The newspaper also calls on the authorities to address public concerns over higher ticket prices.
An even bigger concern is how the debt-ridden railways ministry will secure more funding with bonds from the finance ministry, China Daily notes.
“China’s financial stability might be compromised if the railway ministry’s considerable liabilities, especially those issued by banks, are not well managed,” Global Times quotes banking officials and executives as saying.
Hong Kong’s Oriental Daily News says the public are justifiably concerned that yet another round of streamlining could just be “new wine in old bottles” and fail to curb China’s bloated bureaucracy.
Hong Kong’s Apple Daily, expresses disappointment that incoming premier Li Keqiang has “lost the battle again” against vested interests and his streamlining plans have “come to nothing” in only managing to reduce ministries from 27 to 25.

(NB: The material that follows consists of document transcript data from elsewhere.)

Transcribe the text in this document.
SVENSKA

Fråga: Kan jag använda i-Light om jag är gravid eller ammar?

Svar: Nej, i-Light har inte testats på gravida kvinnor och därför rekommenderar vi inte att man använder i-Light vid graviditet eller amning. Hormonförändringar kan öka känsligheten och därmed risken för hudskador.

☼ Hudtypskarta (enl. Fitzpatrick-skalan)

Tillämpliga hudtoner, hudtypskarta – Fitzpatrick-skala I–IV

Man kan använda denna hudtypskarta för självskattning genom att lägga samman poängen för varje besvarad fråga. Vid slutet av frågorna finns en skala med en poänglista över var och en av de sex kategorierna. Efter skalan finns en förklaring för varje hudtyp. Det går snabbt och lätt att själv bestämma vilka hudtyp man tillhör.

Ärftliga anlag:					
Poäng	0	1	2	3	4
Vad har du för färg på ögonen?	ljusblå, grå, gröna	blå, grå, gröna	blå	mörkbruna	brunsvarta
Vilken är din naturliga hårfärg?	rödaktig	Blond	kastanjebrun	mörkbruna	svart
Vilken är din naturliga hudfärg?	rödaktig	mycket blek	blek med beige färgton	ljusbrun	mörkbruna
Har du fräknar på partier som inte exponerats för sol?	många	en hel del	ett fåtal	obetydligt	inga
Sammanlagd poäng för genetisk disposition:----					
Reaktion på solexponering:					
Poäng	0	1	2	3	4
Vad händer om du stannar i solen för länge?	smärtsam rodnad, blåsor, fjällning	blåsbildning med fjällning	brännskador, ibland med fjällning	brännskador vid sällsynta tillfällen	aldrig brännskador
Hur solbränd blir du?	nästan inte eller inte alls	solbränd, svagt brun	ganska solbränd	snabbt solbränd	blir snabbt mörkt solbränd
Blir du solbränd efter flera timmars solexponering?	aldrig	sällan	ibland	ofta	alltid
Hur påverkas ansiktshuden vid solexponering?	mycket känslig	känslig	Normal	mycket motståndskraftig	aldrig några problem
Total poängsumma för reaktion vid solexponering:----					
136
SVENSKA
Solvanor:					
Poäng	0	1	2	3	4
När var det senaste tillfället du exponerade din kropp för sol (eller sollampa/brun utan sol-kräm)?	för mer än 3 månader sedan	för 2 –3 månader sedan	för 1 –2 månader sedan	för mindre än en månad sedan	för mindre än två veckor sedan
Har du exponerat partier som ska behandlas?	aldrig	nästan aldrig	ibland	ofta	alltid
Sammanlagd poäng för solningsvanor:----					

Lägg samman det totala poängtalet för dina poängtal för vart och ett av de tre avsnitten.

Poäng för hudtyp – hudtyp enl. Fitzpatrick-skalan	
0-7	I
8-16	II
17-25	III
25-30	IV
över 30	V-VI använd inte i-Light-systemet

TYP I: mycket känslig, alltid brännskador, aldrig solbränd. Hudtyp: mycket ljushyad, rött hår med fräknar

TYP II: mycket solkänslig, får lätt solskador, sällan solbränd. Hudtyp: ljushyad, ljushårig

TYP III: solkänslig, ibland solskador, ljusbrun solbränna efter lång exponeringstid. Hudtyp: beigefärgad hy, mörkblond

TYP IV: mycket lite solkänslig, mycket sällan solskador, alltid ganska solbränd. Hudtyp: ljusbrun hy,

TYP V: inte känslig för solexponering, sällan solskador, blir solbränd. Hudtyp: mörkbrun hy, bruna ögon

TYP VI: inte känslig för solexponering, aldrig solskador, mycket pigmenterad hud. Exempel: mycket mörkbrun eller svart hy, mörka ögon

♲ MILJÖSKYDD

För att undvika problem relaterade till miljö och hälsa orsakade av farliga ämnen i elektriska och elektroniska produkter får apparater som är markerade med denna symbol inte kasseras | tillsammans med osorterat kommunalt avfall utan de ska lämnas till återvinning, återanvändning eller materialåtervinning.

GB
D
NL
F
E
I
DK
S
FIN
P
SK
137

Another key reorganisation is the regrouping of maritime patrols into a unified coast guard. Li Jie, a senior captain at the Chinese Naval Research Institute, tells Global Times that territorial disputes with Japan exposed “chaotic and inefficient” management of maritime affairs with as many as 17 military and government agencies involved.
In China Daily, Prof Gong Jianhua, a maritime affairs specialist at Guangdong Ocean University, welcomes the new coast guard, but says China should promote joint development with neighbours in the South China Sea on the basis of a China-Asean free trade zone to ease “anxiety and suspicion”.